По квартире разнесся резкий звон колокольчика. Безбородко вышел в коридор. Лакей открыл дверь, появился генерал граф Дитрих фон Блохвиц. Он вошел, гремя шпорами, затянутый в перехваченный широким серебряным поясом зеленый мундир, а на голове черная, лакированная каска с острым наконечником и огромным орлом поверх сводчатого козырька.
— Рад вас видеть, милый дядя, в добром здравии.
— Блохвицы сохраняют здоровье до самой смерти — такова порода. — Граф отдал лакею каску, вошел в гостиную и уселся. — Как там у вас мой братец Тео? Хотя он у вас не Тео, а Тимофей, и не просто Тимофей, а еще Тимофей Харитонович. Как он там, этот Тимофей Харитонович, себя чувствует? Получил наконец корпус?
— Ему предложили корпус в Польше, но он отказался. Не хочет уезжать из Петербурга.
— И правильно делает: лучше командовать дивизией на виду у царя, чем корпусом в отдалении. А у вас как дела? Когда получите полк? Ведь вы в звании полковника уже!
— Не дают.
— Надо подтолкнуть!
— Увы, некому, милый дядя.
В словах Григория Безбородко прозвучала горечь обманутой надежды.
Генерал переменил тему:
— Как Анмари? У нас, у Блохвицев, девушки в тугой упряжке ходили, а братец мой избаловал свою дочку. Слишком много давал ей воли. Нелегко вам с ней?
— Ничего, привыкаем друг к другу.
— Сын как?
— Растет.
Тут генерал придвинул свой стул вплотную к стулу Безбородко и голосом заговорщика спросил:
— У вас перед отъездом из Петербурга каких-либо неприятностей с жандармами не было?
— Нет…
— Из ваших знакомых никто не арестован? — Никто…
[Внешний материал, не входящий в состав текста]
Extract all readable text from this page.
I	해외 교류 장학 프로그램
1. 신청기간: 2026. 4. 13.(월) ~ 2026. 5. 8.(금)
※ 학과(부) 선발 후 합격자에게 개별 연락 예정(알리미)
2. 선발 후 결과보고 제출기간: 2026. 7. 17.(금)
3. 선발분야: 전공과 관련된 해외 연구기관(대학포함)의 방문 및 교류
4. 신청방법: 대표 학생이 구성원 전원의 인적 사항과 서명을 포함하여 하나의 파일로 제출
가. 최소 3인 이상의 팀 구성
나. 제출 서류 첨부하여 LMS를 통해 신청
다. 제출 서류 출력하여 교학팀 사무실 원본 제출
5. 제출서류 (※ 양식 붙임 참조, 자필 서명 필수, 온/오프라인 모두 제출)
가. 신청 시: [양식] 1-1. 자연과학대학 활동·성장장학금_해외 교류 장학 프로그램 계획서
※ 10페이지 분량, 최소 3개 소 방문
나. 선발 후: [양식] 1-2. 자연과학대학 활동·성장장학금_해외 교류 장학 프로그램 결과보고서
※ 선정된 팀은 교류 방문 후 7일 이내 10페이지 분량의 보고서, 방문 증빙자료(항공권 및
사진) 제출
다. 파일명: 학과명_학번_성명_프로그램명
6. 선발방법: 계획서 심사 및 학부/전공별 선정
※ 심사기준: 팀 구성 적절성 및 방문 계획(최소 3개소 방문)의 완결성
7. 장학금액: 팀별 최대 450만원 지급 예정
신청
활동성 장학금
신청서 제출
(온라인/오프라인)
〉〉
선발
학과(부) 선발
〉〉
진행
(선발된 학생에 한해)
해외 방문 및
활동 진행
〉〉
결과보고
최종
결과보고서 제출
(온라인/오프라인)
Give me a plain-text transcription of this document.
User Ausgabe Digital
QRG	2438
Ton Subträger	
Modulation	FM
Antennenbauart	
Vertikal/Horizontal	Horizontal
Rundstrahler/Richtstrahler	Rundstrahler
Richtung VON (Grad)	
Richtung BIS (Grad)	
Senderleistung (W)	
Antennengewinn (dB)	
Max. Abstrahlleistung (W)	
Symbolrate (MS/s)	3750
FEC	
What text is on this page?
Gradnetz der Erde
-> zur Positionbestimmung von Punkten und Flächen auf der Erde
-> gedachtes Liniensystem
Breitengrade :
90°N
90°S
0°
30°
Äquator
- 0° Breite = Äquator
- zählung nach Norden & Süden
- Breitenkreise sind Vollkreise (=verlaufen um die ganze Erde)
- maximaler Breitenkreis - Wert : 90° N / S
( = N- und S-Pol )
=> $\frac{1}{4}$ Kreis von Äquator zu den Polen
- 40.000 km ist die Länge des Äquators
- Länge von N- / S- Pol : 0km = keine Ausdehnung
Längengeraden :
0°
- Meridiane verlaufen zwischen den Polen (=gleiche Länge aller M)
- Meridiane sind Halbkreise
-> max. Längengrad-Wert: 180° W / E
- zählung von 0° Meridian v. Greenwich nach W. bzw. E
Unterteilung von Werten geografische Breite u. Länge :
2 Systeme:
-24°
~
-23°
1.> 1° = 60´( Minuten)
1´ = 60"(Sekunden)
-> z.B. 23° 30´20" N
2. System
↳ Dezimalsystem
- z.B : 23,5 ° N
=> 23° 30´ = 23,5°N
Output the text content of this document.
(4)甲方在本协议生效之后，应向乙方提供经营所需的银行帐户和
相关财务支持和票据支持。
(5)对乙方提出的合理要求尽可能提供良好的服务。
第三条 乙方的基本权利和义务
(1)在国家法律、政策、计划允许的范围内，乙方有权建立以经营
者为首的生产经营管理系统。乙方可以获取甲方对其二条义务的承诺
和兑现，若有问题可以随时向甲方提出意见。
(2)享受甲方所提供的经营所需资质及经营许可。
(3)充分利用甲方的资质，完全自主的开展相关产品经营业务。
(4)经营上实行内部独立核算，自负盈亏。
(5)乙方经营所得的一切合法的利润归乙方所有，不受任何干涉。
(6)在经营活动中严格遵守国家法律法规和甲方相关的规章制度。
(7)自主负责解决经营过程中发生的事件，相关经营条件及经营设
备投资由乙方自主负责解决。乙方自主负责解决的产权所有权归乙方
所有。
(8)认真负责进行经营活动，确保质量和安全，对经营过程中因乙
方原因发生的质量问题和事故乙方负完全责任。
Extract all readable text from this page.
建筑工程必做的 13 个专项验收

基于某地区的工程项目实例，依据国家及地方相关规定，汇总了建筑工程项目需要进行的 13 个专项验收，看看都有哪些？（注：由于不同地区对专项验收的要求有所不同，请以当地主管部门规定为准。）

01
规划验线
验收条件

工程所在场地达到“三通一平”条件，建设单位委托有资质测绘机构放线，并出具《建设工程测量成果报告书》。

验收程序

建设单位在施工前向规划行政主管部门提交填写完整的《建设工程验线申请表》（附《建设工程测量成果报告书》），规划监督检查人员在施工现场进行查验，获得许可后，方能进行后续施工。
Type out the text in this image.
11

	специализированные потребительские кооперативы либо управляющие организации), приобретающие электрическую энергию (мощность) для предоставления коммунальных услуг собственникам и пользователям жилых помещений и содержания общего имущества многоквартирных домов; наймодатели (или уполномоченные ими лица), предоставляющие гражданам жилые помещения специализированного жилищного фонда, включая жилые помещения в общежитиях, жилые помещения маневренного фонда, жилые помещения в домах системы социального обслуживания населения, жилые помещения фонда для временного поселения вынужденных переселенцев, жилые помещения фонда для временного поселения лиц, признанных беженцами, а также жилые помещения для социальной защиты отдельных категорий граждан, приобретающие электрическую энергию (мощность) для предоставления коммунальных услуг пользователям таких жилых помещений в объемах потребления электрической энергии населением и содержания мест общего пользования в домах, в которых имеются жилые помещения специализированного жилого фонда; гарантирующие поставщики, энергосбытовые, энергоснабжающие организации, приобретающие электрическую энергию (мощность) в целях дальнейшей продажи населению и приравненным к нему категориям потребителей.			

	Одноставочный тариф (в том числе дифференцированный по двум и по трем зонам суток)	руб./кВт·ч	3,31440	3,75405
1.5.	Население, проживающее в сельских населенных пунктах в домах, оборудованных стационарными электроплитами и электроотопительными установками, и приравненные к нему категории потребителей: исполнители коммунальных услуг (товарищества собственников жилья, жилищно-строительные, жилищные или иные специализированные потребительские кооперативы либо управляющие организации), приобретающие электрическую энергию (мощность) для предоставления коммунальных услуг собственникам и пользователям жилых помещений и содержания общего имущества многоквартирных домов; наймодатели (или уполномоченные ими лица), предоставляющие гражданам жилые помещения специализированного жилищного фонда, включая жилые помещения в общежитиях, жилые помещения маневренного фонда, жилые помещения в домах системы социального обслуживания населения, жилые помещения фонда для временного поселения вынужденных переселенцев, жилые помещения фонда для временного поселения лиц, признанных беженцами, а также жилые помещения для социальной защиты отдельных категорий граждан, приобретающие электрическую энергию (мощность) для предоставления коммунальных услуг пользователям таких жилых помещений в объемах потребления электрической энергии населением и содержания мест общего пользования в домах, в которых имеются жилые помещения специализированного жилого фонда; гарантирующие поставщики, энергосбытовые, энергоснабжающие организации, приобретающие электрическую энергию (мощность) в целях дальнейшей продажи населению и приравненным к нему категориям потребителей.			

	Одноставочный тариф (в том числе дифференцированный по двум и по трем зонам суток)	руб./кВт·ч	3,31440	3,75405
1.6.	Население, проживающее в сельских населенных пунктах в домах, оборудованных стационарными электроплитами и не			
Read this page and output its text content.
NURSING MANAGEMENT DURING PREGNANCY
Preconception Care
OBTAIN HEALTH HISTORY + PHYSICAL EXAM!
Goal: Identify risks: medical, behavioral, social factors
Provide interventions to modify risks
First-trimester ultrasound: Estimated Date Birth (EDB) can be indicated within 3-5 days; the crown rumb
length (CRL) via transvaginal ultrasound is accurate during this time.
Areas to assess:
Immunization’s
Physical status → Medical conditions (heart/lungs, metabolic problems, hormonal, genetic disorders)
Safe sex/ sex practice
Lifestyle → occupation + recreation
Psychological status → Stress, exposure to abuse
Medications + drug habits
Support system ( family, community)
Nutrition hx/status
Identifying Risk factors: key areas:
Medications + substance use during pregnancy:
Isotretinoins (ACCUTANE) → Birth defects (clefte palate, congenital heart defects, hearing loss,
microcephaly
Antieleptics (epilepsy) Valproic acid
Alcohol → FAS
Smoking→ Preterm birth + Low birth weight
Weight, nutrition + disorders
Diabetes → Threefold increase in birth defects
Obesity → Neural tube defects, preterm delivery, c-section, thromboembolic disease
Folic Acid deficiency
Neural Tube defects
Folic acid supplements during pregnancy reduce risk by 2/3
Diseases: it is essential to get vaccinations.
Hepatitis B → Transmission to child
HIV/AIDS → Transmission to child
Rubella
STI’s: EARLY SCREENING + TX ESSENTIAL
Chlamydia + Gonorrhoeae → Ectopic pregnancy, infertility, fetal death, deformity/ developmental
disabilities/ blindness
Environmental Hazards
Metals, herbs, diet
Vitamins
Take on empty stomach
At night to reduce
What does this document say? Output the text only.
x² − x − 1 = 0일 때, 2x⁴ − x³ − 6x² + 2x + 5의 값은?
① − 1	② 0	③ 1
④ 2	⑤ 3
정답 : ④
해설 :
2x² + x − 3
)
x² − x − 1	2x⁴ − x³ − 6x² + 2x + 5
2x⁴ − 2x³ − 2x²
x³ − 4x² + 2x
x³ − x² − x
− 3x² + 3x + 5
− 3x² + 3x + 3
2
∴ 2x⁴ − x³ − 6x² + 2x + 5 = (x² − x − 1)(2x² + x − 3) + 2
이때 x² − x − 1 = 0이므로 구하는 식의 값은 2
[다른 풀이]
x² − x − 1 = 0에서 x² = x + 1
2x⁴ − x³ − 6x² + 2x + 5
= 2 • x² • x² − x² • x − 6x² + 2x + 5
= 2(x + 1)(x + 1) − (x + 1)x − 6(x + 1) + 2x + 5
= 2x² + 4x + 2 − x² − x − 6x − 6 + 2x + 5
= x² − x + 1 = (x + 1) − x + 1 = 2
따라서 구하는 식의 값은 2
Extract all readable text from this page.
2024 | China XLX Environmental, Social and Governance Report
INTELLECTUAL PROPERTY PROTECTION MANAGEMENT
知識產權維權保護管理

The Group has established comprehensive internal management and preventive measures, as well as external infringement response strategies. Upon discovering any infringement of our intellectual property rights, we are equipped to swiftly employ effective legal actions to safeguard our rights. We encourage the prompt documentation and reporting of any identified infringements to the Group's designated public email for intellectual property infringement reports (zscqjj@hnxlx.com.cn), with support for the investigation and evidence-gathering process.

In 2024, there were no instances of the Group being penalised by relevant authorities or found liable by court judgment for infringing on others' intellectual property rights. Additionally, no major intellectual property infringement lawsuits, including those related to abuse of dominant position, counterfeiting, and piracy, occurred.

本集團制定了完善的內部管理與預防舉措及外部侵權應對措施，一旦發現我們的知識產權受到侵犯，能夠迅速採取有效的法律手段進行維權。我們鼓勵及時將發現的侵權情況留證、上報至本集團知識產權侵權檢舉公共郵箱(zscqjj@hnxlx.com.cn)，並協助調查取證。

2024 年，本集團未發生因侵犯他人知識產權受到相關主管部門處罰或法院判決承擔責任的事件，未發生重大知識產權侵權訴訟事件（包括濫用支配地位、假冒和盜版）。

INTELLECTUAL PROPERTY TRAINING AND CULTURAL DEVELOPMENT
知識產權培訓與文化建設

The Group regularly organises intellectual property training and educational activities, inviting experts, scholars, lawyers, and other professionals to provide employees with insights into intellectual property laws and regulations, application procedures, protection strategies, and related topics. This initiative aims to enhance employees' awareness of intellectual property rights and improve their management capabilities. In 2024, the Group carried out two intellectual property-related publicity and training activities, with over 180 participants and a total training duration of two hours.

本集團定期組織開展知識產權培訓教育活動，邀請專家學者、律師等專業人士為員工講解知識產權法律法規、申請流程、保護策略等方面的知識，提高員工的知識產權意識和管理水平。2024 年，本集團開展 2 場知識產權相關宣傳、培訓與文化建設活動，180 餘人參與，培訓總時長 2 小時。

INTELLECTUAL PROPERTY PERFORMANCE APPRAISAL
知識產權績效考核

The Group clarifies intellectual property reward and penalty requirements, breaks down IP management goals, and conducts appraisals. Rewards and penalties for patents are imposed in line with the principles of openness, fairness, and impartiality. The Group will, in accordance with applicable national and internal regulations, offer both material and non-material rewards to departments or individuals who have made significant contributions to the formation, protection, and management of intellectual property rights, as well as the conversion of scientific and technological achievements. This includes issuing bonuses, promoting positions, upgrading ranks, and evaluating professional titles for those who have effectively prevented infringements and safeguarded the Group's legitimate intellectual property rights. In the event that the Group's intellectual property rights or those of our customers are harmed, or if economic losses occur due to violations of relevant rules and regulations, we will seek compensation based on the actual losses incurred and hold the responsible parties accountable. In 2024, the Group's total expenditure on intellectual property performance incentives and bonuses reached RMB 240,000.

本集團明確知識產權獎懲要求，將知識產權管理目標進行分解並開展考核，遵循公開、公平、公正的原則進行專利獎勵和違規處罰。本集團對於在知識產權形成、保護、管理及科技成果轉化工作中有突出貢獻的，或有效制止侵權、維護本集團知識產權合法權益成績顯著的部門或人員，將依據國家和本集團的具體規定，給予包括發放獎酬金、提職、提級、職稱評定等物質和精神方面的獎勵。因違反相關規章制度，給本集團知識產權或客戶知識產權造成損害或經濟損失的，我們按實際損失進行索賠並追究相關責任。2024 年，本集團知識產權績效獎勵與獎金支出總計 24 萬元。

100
— Но жандармы имеют основания быть вами недовольными? Вспомните, племянник, не было ли у вас в прошлом чего-то такого, что могло бы только теперь раскрыться?
После короткой паузы Безбородко ответил:
— Десять лет назад была одна история, но моя роль в ней была чисто созерцательная.
Генерал расстегнул серебряный пояс и швырнул его на диван.
— Тогда, племянник, я ничего не понимаю. Вами интересуется наш начальник полиции, а полиция наша интересуется иностранцами только тогда, когда этого требует иностранное государство.
— Тетя Тильда говорила мне об этом, и, если честно признаться, я озадачен.
Генерал принялся расстегивать мундир.
— Не надо вешать носа! Ничего, выпутаемся! Альвенслебен наш друг. Сейчас приглашу его, и мы поговорим по-солдатски!
Граф Альвенслебен не состоял ни в близком, ни в отдаленном родстве с графом Блохвицем, но они были похожи друг на друга, как два оловянных солдатика, отлитые в одной форме: длинноногие, широкоплечие, с квадратными лицами, пушистыми усами, бесцветными глазами.